The appeal from the intermediate order must be dismissed because the right of direct appeal therefrom terminated with the entry of judgment in the action (see Matter of Aho, 39 NY2d 241, 248 [1976]). The issues raised on the appeal from the order are brought up for review and have been considered on the appeal from the judgment (see CPLR 5501 [a] [1]).

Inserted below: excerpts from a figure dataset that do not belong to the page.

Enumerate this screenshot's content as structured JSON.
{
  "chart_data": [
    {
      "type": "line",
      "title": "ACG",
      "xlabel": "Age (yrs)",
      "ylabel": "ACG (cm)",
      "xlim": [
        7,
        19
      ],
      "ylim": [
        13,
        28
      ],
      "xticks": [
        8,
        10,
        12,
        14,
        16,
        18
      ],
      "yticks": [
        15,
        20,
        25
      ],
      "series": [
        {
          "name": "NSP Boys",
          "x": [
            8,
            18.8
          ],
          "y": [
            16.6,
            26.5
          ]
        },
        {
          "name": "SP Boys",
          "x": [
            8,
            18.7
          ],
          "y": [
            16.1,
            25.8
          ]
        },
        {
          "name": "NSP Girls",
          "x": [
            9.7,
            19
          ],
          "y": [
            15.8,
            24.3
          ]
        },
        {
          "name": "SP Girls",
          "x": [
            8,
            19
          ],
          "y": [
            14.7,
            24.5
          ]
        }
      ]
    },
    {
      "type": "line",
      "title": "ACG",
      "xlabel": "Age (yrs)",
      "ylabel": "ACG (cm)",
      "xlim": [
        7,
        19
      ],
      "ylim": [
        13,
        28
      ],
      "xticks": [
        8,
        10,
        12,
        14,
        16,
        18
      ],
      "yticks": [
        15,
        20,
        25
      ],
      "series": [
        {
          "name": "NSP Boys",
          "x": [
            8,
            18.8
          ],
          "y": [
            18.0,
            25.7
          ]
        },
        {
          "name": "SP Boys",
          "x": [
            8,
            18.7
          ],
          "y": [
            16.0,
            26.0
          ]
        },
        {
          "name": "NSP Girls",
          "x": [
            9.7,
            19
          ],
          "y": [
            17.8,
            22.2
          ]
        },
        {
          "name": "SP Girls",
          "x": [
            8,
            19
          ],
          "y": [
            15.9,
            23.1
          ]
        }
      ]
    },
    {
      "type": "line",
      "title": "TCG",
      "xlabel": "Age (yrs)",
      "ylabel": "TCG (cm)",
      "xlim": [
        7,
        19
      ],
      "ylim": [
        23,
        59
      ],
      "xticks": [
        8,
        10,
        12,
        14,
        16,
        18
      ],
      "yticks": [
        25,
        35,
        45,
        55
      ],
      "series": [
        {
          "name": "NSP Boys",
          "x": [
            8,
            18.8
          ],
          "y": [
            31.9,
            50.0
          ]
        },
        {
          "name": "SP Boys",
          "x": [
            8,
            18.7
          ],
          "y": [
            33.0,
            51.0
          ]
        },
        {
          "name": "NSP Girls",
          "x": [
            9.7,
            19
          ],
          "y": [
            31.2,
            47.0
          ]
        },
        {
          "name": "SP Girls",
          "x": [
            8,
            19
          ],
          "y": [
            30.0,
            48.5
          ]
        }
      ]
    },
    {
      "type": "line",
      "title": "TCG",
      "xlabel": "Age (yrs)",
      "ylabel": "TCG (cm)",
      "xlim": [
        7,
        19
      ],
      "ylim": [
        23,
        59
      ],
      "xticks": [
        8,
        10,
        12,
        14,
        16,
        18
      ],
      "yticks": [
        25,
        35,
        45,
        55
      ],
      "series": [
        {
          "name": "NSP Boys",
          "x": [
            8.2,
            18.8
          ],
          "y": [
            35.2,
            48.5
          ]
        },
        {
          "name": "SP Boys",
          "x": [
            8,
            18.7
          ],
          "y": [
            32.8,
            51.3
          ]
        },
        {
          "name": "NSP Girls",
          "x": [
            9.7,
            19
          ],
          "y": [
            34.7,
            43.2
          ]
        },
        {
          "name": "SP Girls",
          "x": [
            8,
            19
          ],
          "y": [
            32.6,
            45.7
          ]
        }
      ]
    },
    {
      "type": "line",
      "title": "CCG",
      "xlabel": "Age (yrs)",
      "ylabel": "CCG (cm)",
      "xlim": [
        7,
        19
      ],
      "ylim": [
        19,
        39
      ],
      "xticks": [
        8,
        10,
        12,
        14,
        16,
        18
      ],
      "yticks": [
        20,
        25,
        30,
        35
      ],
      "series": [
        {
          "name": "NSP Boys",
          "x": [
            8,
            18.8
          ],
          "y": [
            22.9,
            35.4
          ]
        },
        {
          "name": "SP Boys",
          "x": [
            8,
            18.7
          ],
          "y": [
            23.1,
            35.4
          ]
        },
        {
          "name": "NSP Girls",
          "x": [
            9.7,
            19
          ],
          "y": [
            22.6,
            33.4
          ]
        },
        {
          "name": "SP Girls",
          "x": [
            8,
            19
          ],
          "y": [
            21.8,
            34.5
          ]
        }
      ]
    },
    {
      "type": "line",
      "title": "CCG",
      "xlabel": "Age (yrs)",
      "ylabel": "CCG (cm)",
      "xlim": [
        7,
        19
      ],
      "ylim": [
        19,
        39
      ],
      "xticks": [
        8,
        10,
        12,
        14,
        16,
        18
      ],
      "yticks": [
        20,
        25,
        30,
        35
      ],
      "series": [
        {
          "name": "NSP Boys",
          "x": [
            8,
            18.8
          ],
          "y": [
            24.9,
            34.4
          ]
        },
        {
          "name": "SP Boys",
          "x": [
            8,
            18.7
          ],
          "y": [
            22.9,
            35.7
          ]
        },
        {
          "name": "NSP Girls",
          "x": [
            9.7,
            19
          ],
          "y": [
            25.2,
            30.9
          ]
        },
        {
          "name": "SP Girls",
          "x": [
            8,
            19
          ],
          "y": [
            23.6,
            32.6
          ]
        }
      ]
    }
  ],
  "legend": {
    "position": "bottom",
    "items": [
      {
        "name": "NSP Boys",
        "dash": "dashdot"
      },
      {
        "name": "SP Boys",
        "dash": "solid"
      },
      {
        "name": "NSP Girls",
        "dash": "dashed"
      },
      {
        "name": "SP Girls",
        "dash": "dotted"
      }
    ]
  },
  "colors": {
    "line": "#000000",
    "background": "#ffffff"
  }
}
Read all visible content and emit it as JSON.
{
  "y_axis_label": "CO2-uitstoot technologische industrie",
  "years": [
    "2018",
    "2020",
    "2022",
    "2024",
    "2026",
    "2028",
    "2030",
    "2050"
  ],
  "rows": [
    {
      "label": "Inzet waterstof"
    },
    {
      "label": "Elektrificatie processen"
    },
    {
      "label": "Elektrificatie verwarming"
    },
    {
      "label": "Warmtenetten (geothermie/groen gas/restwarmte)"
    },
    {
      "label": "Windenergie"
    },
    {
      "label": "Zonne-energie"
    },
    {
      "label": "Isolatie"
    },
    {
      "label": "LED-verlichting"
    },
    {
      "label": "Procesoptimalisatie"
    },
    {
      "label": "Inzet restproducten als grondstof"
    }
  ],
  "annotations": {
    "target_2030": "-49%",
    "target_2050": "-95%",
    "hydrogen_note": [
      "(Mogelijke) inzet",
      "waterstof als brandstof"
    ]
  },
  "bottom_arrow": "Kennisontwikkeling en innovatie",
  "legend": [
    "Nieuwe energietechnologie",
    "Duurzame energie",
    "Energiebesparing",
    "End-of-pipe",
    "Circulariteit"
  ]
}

New York courts, applying the Frye test (see Frye v United States, 293 F 1013 [1923]), permit expert testimony based on scientific principles or procedures only after the principle, procedure, or theory has gained general acceptance in the relevant scientific field (see Frye v United [*2]States, supra; People v Wesley, 83 NY2d 417, 422 [1994]; Zito v Zabarsky, 28 AD3d 42, 44 [2006]). Under the Frye standard, the burden of proving general acceptance rests upon the party offering the disputed expert testimony (see Zito v Zabarsky, supra; Del Maestro v Grecco, 16 AD3d 364 [2005]; Saulpaugh v Krafte, 5 AD3d 934, 935 [2004]; Lara v New York City Health & Hosps. Corp., 305 AD2d 106 [2003]).

The Supreme Court properly concluded that the plaintiffs failed to meet their burden of proving that their expert's theory of causation was generally accepted in the medical community. The plaintiffs' expert could cite to no relevant scientific data or studies to support his causation theory that fetal distress resulting from the compression of the infant plaintiff's head due to labor contractions, augmented by Pitocin, resulted in ischemia, which, in turn, resulted in an infarction, and he could cite to no instance when this type of injury had previously occurred in this manner. Therefore, the plaintiffs' expert's opinion was scientifically unreliable, and, without the ability to prove causation, the complaint was properly dismissed (see Del Maestro v Grecco, supra; see also Lewin v County of Suffolk, 18 AD3d 621, 622 [2005]; Hooks v Court St. Med., P.C., 15 AD3d 544 [2005]; Saulpaugh v Krafte, 5 AD3d 934 [2004]; Lara v New York City Health & Hosps. Corp., supra; cf. Zito v Zabarsky, supra).

The plaintiffs' remaining contentions are without merit. Adams, J.P., Goldstein, Fisher and Lifson, JJ., concur.